Syukri mengaku mulai curiga dengan kasus tersebut setelah dirinya didatangi Mustafa Geulanggang di rumahnya di Gampong Hagu Selatan, Banda Sakti, Kota Lhokseumawe pada tahun 2010.
Saat itu Mustafa meminta tanda tangan surat persetujuan menjual aset lahan tersebut. Namun Syukri tidak setuju, karena tidak sesuai aturan.

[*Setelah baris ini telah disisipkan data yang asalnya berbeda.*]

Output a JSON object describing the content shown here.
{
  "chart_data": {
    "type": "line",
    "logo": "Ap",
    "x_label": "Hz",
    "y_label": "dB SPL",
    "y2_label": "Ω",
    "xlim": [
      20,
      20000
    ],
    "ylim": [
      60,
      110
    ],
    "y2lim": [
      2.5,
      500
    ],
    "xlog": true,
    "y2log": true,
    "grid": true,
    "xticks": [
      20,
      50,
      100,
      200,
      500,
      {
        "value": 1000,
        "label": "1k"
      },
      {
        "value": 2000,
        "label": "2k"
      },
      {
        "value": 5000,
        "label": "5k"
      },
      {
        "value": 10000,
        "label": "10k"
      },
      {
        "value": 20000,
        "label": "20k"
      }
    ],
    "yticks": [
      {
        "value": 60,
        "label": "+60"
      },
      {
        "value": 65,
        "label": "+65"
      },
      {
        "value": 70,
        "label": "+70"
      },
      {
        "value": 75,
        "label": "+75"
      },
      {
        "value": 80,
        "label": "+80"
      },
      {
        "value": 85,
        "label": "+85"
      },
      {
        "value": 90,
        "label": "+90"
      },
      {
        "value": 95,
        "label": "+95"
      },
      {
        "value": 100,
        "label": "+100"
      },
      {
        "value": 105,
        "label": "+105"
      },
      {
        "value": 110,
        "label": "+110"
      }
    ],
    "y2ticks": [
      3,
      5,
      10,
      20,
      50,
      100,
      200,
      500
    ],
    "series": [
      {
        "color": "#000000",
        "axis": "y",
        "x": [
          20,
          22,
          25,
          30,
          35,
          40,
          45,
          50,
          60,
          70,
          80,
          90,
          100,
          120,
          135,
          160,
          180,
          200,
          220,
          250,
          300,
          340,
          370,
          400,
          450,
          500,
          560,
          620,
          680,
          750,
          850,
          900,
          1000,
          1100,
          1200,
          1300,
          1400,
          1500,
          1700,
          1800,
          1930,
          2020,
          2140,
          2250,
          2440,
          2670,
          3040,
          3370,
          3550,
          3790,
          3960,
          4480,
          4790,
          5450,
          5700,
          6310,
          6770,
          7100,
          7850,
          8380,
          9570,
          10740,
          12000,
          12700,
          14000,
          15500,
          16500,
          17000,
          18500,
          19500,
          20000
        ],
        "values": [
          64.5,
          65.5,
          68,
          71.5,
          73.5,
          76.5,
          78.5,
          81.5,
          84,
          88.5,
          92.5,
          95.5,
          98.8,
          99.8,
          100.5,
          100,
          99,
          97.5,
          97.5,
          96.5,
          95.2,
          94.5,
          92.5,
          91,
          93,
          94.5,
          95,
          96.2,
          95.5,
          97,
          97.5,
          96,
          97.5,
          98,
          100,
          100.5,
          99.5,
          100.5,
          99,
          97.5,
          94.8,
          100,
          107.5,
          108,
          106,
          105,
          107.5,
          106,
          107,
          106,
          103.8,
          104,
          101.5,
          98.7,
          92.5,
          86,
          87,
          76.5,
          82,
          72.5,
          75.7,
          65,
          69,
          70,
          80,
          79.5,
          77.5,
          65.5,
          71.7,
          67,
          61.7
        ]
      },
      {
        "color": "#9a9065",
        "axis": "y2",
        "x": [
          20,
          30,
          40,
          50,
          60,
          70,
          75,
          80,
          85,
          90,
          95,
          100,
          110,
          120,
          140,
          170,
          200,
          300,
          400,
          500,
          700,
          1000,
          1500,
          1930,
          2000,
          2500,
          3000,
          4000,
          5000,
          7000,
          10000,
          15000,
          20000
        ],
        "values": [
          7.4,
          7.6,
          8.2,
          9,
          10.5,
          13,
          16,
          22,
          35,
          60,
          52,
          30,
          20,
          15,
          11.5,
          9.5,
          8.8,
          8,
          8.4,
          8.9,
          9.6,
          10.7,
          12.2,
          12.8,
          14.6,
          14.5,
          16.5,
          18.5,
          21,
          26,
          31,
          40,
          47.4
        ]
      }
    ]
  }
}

Selanjutnya, pada awal 2022 lalu, ia diundang hadir dalam RUPS di sebuah cafe dekat jembatan Cunda, Lhokseumawe tanpa notulensi dan tidak ada kesepakatan soal jual aset. Sampai diadakan rapat kembali di Royal Cafe di Lhokseumawe, saat itu Syukri tahu telah terjadi perubahan susunan perusahaan yaitu Muheru sudah menjabat sebagai direktur, kemudian dalam rapat itu Muheru menyampaikan lahan aset perusahaan di Blang Keutumba sudah menjadi milik Mustafa Geulanggang.
Untuk memastikan peralihan aset itu, kemudian Syukri menemui pejabat Badan Pertanahan Nasional (BPN) Bireuen, dan ditemukan fakta lahan itu sudah menjadi milik tiga orang,salah satunya adalah mantan Bupati Bireuen Mustafa Geulanggang.
Akibat kasus penggelapan ini, Syukri mengalami kerugian mencapai Rp 1 miliar lebih, dan dalam waktu dekat ia akan menghadirkan saksi ahli seperti yang diminta oleh penyidik Satreskrim Polres Bireuen.
“Saya juga nanti meminta kepada penyidik untuk memeriksa penjabat BPN, karena disitulah semua fakta dalam perkara ini akan terbuka,” pungkasnya.